A bactéria, criada em laboratório, pode ajudar a travar a emissão de gases com efeito de estufa, uma das principais causas para o aquecimento global.

Ana Rita Rebelo

Uma equipa de cientistas tailandeses produziu amostras de E.coli, bactérias que que vivem no intestino humano e transformam o açúcar em gordura, capazes de «comer» CO2, concluindo que podem ajudar a combater as alterações climáticas.

As conclusões são de um estudo publicado na revista “Cell”  e acredita-se que podem ajudar a travar a emissão de gases com efeito de estufa, uma das principais causas para o aquecimento global.

Ao longo de seis meses, as bactérias E.Coli foram geneticamente modificadas pelos cientistas, com o objectivo de «desenvolver uma plataforma científica que pudesse melhorar a fixação de CO2, capaz de ajudar a enfrentar os desafios relacionados com a produção sustentável de alimentos e combustível e do aquecimento global causado pelas emissões de CO2», disse Ron Milo, um dos autores do estudo e biólogo do Instituto Weizmann de Ciência.

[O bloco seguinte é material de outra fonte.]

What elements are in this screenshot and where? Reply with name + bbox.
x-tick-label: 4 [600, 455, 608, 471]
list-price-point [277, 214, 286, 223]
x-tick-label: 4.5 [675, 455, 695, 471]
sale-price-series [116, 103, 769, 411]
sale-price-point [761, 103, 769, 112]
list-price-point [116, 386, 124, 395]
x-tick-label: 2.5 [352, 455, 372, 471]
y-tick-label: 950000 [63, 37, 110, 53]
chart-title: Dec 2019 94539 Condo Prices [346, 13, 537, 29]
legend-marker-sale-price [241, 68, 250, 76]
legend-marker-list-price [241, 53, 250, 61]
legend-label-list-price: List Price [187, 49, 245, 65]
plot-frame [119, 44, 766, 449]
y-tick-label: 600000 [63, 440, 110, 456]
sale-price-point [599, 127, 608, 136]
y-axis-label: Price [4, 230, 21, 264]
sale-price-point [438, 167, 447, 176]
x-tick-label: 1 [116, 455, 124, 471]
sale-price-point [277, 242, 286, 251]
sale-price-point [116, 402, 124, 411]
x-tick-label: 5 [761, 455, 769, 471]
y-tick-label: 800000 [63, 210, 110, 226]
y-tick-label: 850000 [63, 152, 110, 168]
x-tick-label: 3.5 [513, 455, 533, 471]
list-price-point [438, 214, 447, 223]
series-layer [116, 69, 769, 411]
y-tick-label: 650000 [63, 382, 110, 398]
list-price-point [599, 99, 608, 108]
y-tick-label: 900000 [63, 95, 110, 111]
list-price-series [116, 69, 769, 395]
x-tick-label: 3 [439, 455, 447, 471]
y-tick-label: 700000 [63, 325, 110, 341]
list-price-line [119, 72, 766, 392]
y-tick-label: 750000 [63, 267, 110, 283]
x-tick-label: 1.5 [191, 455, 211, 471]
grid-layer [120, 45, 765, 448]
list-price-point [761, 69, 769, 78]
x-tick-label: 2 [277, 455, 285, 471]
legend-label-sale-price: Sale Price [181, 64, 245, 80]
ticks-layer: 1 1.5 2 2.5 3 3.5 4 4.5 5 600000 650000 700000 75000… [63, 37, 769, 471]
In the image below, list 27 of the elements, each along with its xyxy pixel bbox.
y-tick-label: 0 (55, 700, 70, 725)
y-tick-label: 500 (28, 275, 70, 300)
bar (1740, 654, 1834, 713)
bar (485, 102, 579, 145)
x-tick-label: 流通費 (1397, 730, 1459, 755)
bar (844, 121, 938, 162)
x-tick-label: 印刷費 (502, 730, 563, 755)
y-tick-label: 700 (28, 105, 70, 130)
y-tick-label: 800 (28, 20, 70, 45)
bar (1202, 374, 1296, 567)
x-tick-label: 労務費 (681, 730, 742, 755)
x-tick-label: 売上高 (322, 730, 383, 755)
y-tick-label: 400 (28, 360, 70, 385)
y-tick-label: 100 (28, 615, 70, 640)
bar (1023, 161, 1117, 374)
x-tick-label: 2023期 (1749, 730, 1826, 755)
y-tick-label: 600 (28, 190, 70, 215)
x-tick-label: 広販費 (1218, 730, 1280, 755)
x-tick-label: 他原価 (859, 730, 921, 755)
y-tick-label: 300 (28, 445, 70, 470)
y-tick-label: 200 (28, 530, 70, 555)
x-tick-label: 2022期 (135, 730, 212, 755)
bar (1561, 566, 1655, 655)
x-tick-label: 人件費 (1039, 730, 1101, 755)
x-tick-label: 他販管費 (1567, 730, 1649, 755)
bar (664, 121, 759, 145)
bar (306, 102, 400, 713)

A cada etapa do processo, foram recebendo quantidades menores de açúcar e, ao mesmo tempo, recebiam CO2 e formiato. «Ensinar uma bactéria intestinal a fazer truques pelos quais as plantas são conhecidas foi um tiro no escuro», afirma um dos autores do estudo, Shmuel Gleizer, destacando a «plasticidade do metabolismo bacteriano».